O encarceramento só tem aumentado, e isso não quer dizer que são todos
criminosos, quantos Rafael Braga estão atrás das grades?
“As
balas perdidas” que atingem as costas, nuca, cabeça e coração dos negros pobres
todos os dias. A desinformação e intolerância que são códigos chaves desse
sistema para que nós aceitemos essa condição e miséria também contribui para o
extermínio dos homossexuais, índios, imigrantes entre outras desgraças como a
culpa que um miserável sente pela sua própria situação.
Existe
muita informação útil para quem não está nessa de “jogar o jogo do sistema” só
porque está ascendendo socialmente. Brasileiros e brasileiras que têm muito a
oferecer, como Milton Santos, Eduardo Taddeo, Carolina Aria de Jesus, Tereza de Benguela, Laudelina
de Campos e muitos outros que podem nos dar informação e nos inspirar a lutar
de verdade.
“Só precisava de um banho de shopping. Regras locais, parceiro. Quem tá agora no Shopping Iguatemi, Villa-Lobos, JK? A mulher branca gosta de cabeleireiro tanto quanto a negra, de manicure.

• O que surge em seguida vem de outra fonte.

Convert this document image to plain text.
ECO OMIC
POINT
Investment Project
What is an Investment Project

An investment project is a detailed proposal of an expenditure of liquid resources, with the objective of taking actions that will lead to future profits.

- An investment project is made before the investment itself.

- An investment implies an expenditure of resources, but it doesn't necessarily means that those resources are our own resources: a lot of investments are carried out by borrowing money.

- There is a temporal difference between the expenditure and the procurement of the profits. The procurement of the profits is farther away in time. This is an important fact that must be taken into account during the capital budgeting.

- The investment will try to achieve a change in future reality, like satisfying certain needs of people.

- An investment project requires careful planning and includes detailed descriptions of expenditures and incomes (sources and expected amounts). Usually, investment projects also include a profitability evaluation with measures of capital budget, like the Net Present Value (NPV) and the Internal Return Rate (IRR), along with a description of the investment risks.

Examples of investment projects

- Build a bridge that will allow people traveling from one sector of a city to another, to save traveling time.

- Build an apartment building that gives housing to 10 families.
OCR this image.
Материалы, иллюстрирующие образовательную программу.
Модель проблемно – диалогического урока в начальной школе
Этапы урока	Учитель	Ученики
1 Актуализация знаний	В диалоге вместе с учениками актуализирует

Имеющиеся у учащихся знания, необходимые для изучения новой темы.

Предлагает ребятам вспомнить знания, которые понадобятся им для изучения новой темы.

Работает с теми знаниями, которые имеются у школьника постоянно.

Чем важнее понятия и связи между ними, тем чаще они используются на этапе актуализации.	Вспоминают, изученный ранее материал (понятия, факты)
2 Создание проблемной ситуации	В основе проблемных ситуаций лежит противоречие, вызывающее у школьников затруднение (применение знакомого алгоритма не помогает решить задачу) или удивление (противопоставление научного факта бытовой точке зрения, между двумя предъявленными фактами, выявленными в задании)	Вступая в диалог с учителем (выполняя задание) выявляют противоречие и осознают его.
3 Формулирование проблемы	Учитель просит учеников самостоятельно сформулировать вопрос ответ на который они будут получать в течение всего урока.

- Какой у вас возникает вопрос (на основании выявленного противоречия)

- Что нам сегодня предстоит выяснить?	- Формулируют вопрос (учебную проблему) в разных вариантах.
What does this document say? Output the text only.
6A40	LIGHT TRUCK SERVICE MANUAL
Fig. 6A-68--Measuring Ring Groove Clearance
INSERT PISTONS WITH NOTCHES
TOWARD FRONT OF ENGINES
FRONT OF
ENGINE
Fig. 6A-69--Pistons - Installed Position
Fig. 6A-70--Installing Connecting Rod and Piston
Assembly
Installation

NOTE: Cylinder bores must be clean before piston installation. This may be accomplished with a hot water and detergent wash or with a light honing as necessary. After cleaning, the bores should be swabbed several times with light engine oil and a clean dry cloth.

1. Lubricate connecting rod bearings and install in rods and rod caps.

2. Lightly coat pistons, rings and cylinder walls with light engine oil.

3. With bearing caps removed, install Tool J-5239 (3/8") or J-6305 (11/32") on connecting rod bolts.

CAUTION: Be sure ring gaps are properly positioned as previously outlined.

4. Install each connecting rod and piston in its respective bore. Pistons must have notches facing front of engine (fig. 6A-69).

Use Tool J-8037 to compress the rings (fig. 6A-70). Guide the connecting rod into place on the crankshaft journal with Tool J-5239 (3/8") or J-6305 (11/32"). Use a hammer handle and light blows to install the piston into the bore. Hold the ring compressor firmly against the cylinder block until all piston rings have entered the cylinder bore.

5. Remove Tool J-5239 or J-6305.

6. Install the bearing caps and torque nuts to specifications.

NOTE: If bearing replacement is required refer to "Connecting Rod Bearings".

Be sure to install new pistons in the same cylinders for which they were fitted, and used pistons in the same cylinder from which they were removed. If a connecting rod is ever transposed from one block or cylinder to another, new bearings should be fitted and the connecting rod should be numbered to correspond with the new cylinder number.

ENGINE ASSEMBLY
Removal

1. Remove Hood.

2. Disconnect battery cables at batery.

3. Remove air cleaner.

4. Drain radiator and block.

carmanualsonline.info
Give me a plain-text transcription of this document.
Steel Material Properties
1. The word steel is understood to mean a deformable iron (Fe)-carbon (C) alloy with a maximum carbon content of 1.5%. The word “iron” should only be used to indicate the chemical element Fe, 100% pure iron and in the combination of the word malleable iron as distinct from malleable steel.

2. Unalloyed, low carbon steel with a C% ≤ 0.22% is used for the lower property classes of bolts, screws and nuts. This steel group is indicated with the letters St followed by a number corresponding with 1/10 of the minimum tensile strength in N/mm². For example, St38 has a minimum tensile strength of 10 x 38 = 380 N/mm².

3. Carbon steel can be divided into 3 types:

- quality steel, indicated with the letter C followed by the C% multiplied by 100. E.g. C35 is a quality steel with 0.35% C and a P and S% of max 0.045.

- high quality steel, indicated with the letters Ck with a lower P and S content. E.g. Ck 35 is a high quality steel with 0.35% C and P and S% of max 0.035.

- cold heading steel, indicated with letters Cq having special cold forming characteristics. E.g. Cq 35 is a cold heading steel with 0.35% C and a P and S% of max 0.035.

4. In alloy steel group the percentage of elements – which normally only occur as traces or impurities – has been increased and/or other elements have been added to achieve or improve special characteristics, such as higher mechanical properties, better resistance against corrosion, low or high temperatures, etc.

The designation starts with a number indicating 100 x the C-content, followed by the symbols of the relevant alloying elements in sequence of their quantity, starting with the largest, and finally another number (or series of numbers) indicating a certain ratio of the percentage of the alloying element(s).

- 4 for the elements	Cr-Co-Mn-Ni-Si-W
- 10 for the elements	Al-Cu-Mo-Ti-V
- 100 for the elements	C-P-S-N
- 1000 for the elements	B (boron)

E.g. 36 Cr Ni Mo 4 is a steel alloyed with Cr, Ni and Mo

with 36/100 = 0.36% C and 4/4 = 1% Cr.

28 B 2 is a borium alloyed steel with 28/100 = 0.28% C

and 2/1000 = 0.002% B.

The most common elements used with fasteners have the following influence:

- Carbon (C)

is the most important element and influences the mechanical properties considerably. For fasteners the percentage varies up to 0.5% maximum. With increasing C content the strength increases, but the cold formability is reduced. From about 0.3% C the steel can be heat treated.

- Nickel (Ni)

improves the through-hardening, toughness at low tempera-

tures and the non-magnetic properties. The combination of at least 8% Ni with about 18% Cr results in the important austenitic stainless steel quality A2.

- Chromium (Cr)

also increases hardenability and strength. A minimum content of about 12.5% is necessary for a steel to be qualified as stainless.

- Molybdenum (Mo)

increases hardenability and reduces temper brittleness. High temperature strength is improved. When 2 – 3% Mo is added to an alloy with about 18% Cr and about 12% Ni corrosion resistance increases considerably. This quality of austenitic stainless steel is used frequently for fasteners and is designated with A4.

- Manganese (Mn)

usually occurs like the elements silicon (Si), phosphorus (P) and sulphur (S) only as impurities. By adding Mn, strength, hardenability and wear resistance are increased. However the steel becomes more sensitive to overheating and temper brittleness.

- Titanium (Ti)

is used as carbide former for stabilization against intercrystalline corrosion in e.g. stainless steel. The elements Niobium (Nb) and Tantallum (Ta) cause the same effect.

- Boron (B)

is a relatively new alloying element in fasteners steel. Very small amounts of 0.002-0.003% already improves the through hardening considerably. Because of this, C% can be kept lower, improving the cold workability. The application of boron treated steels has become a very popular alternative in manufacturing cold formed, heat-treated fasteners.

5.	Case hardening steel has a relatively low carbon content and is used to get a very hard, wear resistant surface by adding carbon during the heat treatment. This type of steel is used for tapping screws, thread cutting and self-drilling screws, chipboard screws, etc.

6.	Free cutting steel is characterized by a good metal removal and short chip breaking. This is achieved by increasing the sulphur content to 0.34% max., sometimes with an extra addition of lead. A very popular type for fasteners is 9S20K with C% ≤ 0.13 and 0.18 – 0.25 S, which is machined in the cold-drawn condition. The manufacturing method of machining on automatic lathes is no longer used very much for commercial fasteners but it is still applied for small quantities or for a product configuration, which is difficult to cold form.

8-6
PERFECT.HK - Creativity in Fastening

O homem negro gosta de roupa boa tanto quanto o branco. Gucci, Armani. Isso não é fraqueza.”
Sim
Brown, isso não é fraqueza, porém a prioridades, se o nosso povo não estivesse
sendo exterminado, realmente um banho de loja poderia ser legal. O problema
apenas está mascarado como falta de oportunidades ou de profissionalização, é
só olhar o tamanho das favelas para ver que se ali todos tivessem um diploma,
todos ainda estariam vivendo na pobreza, nosso sistema não acomodaria a
todos numa boa vida, uma grande massa explorada é o que faz a riqueza. Usar
roupas chiques não irá ajudar em nada para uma melhor distribuição de renda.
Um
negro por estar bem sucedido não fará o sistema retirar as correntes dos
outros. A questão não é apenas racial, antes de tudo devemos lembrar o que a
exploração significa para essa economia.
É
preciso parar essa exploração, esse machismo, todo o preconceito que nos
separa, nos divide.
“Até que a filosofia que sustenta uma raça superior e outra inferior seja finalmente e permanentemente desacreditada e abandonada. Haverá guerra, eu digo guerra” Bob Marley (trecho da música War inspirado no discurso de Haile Selassie).